Search code examples
rdplyrconcatenationstr-replace

Missing observations when using str_replace_all


I have a dataset of map data using the following:

worldMap_df <- map_data("world") %>%
  rename(Economy = region) %>%
  filter(Economy != "Antarctica") %>%
  mutate(Economy = str_replace_all(Economy,
                                   c("Brunei" = "Brunei Darussalam",
                                     "Macedonia" = "Macedonia, FYR",
                                     "Puerto Rico" = "Puerto Rico US",
                                     "Russia" = "Russian Federation",
                                     "UK" = "United Kingdom",
                                     "USA" = "United States",
                                     "Palestine" = "West Bank and Gaza",
                                     "Saint Lucia" = "St Lucia",
                                     "East Timor" = "Timor-Leste")))

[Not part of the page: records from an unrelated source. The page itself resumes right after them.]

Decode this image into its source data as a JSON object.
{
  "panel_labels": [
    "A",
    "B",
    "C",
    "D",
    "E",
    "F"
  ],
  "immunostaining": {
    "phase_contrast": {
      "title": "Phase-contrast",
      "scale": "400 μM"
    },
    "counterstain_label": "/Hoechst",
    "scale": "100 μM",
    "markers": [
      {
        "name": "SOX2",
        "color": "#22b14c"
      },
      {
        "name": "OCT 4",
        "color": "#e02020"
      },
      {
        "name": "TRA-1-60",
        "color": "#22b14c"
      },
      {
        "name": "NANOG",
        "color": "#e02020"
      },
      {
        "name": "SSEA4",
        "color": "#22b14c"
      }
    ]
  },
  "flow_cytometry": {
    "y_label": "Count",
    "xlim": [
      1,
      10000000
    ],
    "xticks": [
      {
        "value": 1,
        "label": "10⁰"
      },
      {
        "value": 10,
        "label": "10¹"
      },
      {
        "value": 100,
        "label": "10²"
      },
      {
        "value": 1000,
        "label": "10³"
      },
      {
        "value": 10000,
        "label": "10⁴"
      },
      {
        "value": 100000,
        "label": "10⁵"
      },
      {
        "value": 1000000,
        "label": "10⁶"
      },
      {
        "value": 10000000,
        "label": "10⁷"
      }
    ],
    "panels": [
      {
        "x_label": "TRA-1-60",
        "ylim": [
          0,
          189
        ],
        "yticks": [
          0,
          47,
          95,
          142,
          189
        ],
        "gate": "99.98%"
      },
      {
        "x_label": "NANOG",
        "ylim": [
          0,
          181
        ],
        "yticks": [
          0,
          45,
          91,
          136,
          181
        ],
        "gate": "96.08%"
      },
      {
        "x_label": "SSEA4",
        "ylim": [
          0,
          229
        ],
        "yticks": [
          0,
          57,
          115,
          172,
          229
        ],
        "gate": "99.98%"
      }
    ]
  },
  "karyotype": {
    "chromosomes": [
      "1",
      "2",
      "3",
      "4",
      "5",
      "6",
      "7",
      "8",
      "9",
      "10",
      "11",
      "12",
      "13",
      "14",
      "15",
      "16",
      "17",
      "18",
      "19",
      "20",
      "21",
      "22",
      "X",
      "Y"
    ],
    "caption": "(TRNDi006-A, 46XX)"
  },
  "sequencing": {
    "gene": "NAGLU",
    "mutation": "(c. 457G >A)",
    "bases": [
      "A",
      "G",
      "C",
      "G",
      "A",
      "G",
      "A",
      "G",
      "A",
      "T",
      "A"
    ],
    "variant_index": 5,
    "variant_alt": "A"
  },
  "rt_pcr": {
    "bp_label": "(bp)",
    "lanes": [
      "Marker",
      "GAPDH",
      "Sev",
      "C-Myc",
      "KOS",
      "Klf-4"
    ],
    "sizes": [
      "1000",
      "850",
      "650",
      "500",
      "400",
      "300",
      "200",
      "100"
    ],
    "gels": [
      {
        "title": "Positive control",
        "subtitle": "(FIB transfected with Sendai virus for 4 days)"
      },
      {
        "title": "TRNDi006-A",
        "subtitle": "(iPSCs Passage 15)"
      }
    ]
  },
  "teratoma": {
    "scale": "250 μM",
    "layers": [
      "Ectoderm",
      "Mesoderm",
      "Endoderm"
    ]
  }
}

There are a number of countries (under Economy) that I am trying to use str_replace_all to concatenate. One example is observations for which Economy is either "Trinidad" or "Tobago".

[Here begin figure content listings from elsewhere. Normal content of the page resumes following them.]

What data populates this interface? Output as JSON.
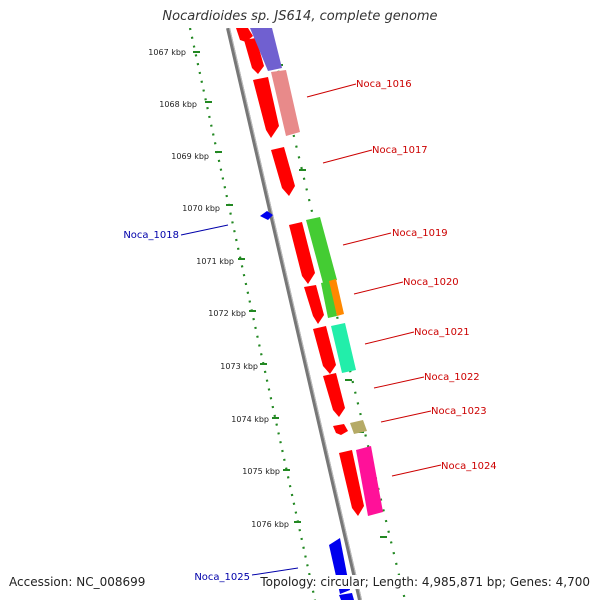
{
  "title": "Nocardioides sp. JS614, complete genome",
  "accession": "Accession: NC_008699",
  "summary": "Topology: circular; Length: 4,985,871 bp; Genes: 4,700",
  "colors": {
    "cds": "#ff0000",
    "reverse_cds": "#0000ff",
    "label_forward": "#cc0000",
    "label_reverse": "#0000aa",
    "tick_line": "#228822",
    "backbone": "#888888"
  },
  "ticks": [
    "1067 kbp",
    "1068 kbp",
    "1069 kbp",
    "1070 kbp",
    "1071 kbp",
    "1072 kbp",
    "1073 kbp",
    "1074 kbp",
    "1075 kbp",
    "1076 kbp"
  ],
  "genes": [
    {
      "id": "g-top",
      "label": "",
      "strand": "+",
      "start_kbp": 1066.6,
      "end_kbp": 1066.9
    },
    {
      "id": "noca-1016",
      "label": "Noca_1016",
      "strand": "+",
      "start_kbp": 1067.3,
      "end_kbp": 1068.2
    },
    {
      "id": "noca-1017",
      "label": "Noca_1017",
      "strand": "+",
      "start_kbp": 1068.7,
      "end_kbp": 1069.5
    },
    {
      "id": "noca-1018",
      "label": "Noca_1018",
      "strand": "-",
      "start_kbp": 1070.1,
      "end_kbp": 1070.2
    },
    {
      "id": "noca-1019",
      "label": "Noca_1019",
      "strand": "+",
      "start_kbp": 1070.3,
      "end_kbp": 1071.5
    },
    {
      "id": "noca-1020",
      "label": "Noca_1020",
      "strand": "+",
      "start_kbp": 1071.5,
      "end_kbp": 1072.2
    },
    {
      "id": "noca-1021",
      "label": "Noca_1021",
      "strand": "+",
      "start_kbp": 1072.3,
      "end_kbp": 1073.1
    },
    {
      "id": "noca-1022",
      "label": "Noca_1022",
      "strand": "+",
      "start_kbp": 1073.2,
      "end_kbp": 1073.9
    },
    {
      "id": "noca-1023",
      "label": "Noca_1023",
      "strand": "+",
      "start_kbp": 1074.1,
      "end_kbp": 1074.4
    },
    {
      "id": "noca-1024",
      "label": "Noca_1024",
      "strand": "+",
      "start_kbp": 1074.6,
      "end_kbp": 1075.8
    },
    {
      "id": "noca-1025",
      "label": "Noca_1025",
      "strand": "-",
      "start_kbp": 1076.3,
      "end_kbp": 1077.0
    }
  ]
}
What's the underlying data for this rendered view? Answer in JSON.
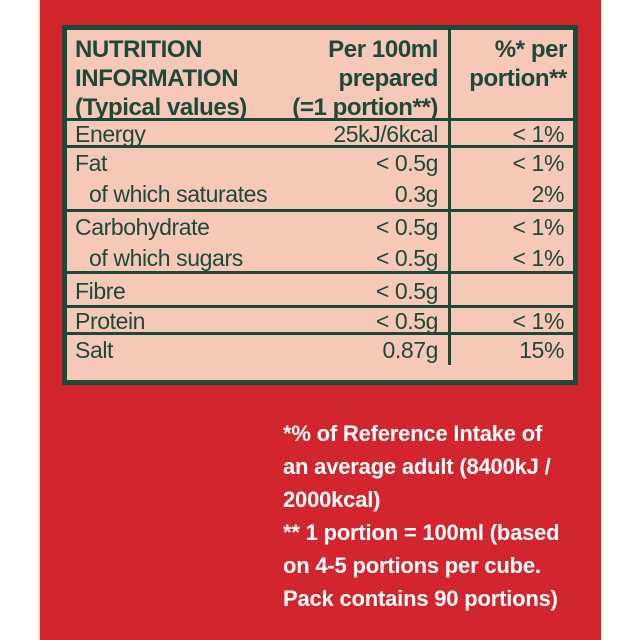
{
  "colors": {
    "red": "#d3252e",
    "pink": "#f5c8b8",
    "green": "#1e4938",
    "white": "#ffffff",
    "edge": "#f0dcc4"
  },
  "table": {
    "header": {
      "title_lines": [
        "NUTRITION",
        "INFORMATION",
        "(Typical values)"
      ],
      "per100_lines": [
        "Per 100ml",
        "prepared",
        "(=1 portion**)"
      ],
      "pct_lines": [
        "%* per",
        "portion**"
      ]
    },
    "sections": [
      {
        "rows": [
          {
            "name": "Energy",
            "value": "25kJ/6kcal",
            "pct": "< 1%"
          }
        ]
      },
      {
        "rows": [
          {
            "name": "Fat",
            "value": "< 0.5g",
            "pct": "< 1%"
          },
          {
            "name": "of which saturates",
            "value": "0.3g",
            "pct": "2%"
          }
        ]
      },
      {
        "rows": [
          {
            "name": "Carbohydrate",
            "value": "< 0.5g",
            "pct": "< 1%"
          },
          {
            "name": "of which sugars",
            "value": "< 0.5g",
            "pct": "< 1%"
          }
        ]
      },
      {
        "rows": [
          {
            "name": "Fibre",
            "value": "< 0.5g",
            "pct": ""
          }
        ]
      },
      {
        "rows": [
          {
            "name": "Protein",
            "value": "< 0.5g",
            "pct": "< 1%"
          }
        ]
      },
      {
        "rows": [
          {
            "name": "Salt",
            "value": "0.87g",
            "pct": "15%"
          }
        ]
      }
    ]
  },
  "footnotes": {
    "reference_intake_lines": [
      "*% of Reference Intake of",
      "an average adult (8400kJ /",
      "2000kcal)"
    ],
    "portion_lines": [
      "** 1 portion = 100ml (based",
      "on 4-5 portions per cube.",
      "Pack contains 90 portions)"
    ]
  }
}
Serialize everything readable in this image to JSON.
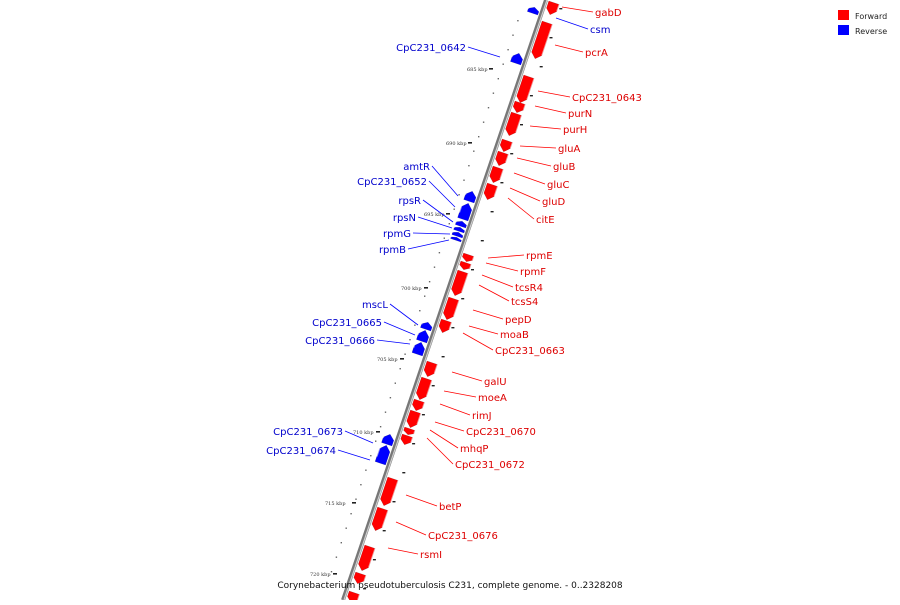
{
  "legend": [
    {
      "label": "Forward",
      "color": "#ff0000"
    },
    {
      "label": "Reverse",
      "color": "#0000ff"
    }
  ],
  "caption": "Corynebacterium pseudotuberculosis C231, complete genome. - 0..2328208",
  "colors": {
    "forward": "#ff0000",
    "reverse": "#0000ff",
    "backbone": "#999999"
  },
  "ticks": [
    "685 kbp",
    "690 kbp",
    "695 kbp",
    "700 kbp",
    "705 kbp",
    "710 kbp",
    "715 kbp",
    "720 kbp"
  ],
  "genes_forward": [
    "gabD",
    "pcrA",
    "CpC231_0643",
    "purN",
    "purH",
    "gluA",
    "gluB",
    "gluC",
    "gluD",
    "citE",
    "rpmE",
    "rpmF",
    "tcsR4",
    "tcsS4",
    "pepD",
    "moaB",
    "CpC231_0663",
    "galU",
    "moeA",
    "rimJ",
    "CpC231_0670",
    "mhqP",
    "CpC231_0672",
    "betP",
    "CpC231_0676",
    "rsmI"
  ],
  "genes_reverse": [
    "csm",
    "CpC231_0642",
    "amtR",
    "CpC231_0652",
    "rpsR",
    "rpsN",
    "rpmG",
    "rpmB",
    "mscL",
    "CpC231_0665",
    "CpC231_0666",
    "CpC231_0673",
    "CpC231_0674"
  ]
}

I've used the following but this seems to only partially re-label observations:

trin_tobago_vector <- c("Trinidad", "Tobago")
worldMap_df$Economy <- str_replace_all(worldMap_df$Economy, trin_tobago_vector, "Trinidad and Tobago")

However, certain observations still have Trinidad and Tobago under Economy whilst others remain Trinidad OR Tobago. Can anyone see what I'm doing wrong here?


Solution

  • You supply str_replace_all with a pattern that is a vector: trin_tobago_vector. It will then iterate over your 'Economy' column and check the first element with "Trinidad", the second element with "Tobago", the third with "Trinidad", and so on. You should do this replacement in two steps instead:

    worldMap_df$Economy <- str_replace_all(worldMap_df$Economy, "^Trinidad$", "Trinidad and Tobago")
    worldMap_df$Economy <- str_replace_all(worldMap_df$Economy, "^Tobago$", "Trinidad and Tobago")
    

    or use a named vector:

    trin_tobago_vector <- c("^Trinidad$" = "Trinidad and Tobago", "^Tobago$" = "Trinidad and Tobago")
    worldMap_df$Economy <- str_replace_all(worldMap_df$Economy, trin_tobago_vector)
    

    The ^ and $ inside the pattern vector make sure that only the literal strings "Trinidad" and "Tobago" are replaced.